Of course, there are at least two problems with such a view. One would be that it requires positing this strange transcendent law that makes it such that the universe could come into being uncaused out of nothing but that nothing else could, which is basically self-refuting. If the law existed, on this view, the universe couldn’t coherently be held to have come into being truly out of nothing. Whoops.
[Edit: This might be wrong. The objector need not affirm that the universe came into being uncaused out of nothing, but only that it came onto being uncaused. The view might still be vulnerable to the LCA, and it would be grotesque and ad hoc, but it seems surprisingly resilient against the KCA’s theistic conclusions.]
The other problem with this view would be that the Kalam is easily modified to avoid it. All the defender of the Kalam needs to do is reword the argument to be based on the existence of matter and energy within the universe. If one grants for the sake of argument that the universe came into being uncaused out of nothing, the things within the universe that come into being must be held to have causes. Therefore the Kalam could be re-worded:
1. Everything [within the universe] that begins to exist has a cause.
2. [Everything within] the universe began to exist.
3. Therefore, [everything within] the universe has a cause.
The chain of causation of the existence of things within the universe could not regress infinitely and thus the need to posit some entity that is not within the universe and that is not made out of the things out of which everything in the universe is made out of, arises once again.
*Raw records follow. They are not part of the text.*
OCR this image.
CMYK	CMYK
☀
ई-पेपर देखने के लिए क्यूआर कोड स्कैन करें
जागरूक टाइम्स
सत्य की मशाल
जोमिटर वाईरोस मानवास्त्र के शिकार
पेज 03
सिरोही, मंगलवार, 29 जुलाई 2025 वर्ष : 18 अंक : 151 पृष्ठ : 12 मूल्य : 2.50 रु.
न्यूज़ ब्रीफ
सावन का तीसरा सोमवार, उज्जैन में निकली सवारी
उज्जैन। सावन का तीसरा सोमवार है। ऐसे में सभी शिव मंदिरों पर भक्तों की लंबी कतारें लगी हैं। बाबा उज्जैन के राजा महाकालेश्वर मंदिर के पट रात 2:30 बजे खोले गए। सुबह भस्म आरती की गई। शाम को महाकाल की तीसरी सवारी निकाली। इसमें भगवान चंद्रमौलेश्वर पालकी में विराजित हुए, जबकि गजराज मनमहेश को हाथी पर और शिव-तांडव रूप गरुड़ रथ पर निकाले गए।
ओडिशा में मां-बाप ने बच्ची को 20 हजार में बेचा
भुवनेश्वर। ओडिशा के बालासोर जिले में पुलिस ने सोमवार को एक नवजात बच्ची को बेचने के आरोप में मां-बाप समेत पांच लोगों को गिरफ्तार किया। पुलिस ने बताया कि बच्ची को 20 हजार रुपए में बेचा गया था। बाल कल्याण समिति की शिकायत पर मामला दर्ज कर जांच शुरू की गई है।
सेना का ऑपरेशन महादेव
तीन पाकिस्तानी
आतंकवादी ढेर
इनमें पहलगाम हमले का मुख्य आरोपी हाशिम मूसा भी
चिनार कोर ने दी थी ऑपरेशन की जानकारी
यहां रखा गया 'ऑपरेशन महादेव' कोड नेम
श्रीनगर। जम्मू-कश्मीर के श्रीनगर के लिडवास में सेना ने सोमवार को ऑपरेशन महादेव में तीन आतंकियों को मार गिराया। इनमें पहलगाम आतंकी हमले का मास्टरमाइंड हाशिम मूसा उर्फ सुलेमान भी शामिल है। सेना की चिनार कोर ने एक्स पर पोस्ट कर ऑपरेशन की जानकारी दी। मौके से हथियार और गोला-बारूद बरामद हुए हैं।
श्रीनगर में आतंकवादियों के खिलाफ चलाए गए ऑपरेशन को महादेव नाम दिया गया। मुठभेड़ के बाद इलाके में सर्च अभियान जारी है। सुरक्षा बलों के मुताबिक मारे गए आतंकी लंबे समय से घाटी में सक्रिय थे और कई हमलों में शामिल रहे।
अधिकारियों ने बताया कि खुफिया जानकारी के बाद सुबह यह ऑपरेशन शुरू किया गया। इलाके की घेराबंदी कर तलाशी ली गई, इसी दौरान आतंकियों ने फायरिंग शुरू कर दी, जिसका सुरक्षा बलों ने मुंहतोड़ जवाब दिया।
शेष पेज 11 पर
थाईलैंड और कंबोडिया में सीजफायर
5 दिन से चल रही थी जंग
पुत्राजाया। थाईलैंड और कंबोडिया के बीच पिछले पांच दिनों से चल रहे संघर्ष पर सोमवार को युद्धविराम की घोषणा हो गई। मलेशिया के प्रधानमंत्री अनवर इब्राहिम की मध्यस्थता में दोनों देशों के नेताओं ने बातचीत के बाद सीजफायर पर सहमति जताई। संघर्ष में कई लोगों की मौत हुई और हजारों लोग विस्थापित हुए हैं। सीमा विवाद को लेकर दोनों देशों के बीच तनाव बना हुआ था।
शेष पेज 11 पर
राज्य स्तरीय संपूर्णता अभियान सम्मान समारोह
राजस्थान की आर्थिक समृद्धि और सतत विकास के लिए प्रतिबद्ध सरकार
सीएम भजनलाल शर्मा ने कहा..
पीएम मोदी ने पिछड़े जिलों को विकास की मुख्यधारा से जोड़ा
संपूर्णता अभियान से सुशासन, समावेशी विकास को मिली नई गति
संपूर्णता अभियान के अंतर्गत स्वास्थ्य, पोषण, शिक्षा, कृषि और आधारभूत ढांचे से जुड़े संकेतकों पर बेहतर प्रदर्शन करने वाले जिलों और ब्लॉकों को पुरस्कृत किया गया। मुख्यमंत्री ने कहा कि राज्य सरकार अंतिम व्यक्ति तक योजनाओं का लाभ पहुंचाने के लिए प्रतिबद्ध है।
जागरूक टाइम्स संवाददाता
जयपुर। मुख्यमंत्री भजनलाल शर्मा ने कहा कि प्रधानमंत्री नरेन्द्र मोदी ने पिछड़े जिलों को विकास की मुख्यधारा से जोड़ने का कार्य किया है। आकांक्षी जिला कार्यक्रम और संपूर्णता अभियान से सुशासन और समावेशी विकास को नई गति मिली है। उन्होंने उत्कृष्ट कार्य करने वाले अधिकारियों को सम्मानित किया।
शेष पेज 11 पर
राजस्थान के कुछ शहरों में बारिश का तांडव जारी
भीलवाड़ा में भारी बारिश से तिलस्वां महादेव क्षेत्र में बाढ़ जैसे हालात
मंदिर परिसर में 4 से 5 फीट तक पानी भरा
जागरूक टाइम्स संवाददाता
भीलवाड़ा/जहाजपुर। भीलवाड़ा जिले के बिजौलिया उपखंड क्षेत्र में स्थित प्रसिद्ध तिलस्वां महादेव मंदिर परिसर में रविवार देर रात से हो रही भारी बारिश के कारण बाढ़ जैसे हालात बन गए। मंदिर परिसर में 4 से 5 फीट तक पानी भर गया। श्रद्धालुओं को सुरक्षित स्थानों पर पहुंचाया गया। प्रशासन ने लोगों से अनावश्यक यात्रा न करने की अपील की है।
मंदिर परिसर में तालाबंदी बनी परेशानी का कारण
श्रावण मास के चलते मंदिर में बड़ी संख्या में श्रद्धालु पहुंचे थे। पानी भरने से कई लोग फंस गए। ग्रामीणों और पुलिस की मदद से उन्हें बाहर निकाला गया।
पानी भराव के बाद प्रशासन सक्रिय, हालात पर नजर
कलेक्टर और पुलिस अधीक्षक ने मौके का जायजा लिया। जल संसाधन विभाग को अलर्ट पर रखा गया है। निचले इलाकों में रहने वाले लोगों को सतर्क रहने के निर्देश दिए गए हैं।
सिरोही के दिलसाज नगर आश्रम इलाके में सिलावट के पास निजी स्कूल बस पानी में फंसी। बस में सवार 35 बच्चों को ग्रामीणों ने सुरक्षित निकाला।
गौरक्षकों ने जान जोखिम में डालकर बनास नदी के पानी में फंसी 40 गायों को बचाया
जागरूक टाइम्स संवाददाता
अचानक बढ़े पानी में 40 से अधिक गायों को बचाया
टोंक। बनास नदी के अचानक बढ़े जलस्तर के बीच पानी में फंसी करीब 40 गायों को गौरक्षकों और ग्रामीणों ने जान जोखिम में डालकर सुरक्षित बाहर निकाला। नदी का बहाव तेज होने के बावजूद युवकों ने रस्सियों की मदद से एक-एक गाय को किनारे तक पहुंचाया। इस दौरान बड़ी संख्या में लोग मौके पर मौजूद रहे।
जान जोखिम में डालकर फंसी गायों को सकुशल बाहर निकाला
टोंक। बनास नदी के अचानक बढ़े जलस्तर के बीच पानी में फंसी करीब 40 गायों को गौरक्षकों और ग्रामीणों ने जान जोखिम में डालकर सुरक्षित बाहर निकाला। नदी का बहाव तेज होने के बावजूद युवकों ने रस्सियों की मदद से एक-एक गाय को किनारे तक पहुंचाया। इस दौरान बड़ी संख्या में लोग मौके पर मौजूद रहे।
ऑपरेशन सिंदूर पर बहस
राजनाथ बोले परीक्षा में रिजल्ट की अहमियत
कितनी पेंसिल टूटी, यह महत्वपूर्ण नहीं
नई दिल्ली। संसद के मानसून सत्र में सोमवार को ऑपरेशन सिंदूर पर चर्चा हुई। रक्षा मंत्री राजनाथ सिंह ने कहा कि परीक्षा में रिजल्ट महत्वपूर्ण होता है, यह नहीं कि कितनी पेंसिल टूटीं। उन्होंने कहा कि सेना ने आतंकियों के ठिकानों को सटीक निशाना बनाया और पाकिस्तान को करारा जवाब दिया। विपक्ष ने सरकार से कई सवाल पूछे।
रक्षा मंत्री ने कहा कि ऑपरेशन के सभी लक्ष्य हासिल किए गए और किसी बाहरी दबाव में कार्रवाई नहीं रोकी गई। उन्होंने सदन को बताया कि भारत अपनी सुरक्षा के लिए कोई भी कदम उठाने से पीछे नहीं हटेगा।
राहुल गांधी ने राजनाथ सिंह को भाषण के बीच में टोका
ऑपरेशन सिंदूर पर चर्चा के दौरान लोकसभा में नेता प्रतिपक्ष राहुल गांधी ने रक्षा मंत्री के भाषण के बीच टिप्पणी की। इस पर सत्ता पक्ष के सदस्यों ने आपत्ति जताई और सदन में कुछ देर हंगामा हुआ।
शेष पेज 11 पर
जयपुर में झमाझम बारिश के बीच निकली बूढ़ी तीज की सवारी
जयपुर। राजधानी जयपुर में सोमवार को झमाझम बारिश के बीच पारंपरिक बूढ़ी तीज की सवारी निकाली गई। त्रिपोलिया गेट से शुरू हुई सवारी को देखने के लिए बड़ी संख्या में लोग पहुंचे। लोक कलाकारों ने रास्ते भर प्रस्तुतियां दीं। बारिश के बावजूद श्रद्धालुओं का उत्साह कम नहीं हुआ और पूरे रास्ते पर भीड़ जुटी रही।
[Edit: This modification of the argument immunizes it against the objection that empirical arguments in favor of premise 1 commit the fallacy of composition by inferring something to be true of the whole universe based on what is true of its parts, and it strengthens it so that it goes through even against the position that everything, except the universe itself, that comes into existence has a cause.
However, it leaves the Kalam vulnerable to objections claiming that certain arguments in favor of premise 1 conflate causation out of something with causation out of nothing. In response to this objection, I’ve argued in the past that causation out of nothing is much more intense than causation out of something and that the former is at least as involved as the latter (requiring not just an account of the material cause, but of the efficient causes as well). Therefore the fact that nothing comes into being uncaused even out of preexisting material just goes to show that nothing could come into being uncaused out of nothing at all.]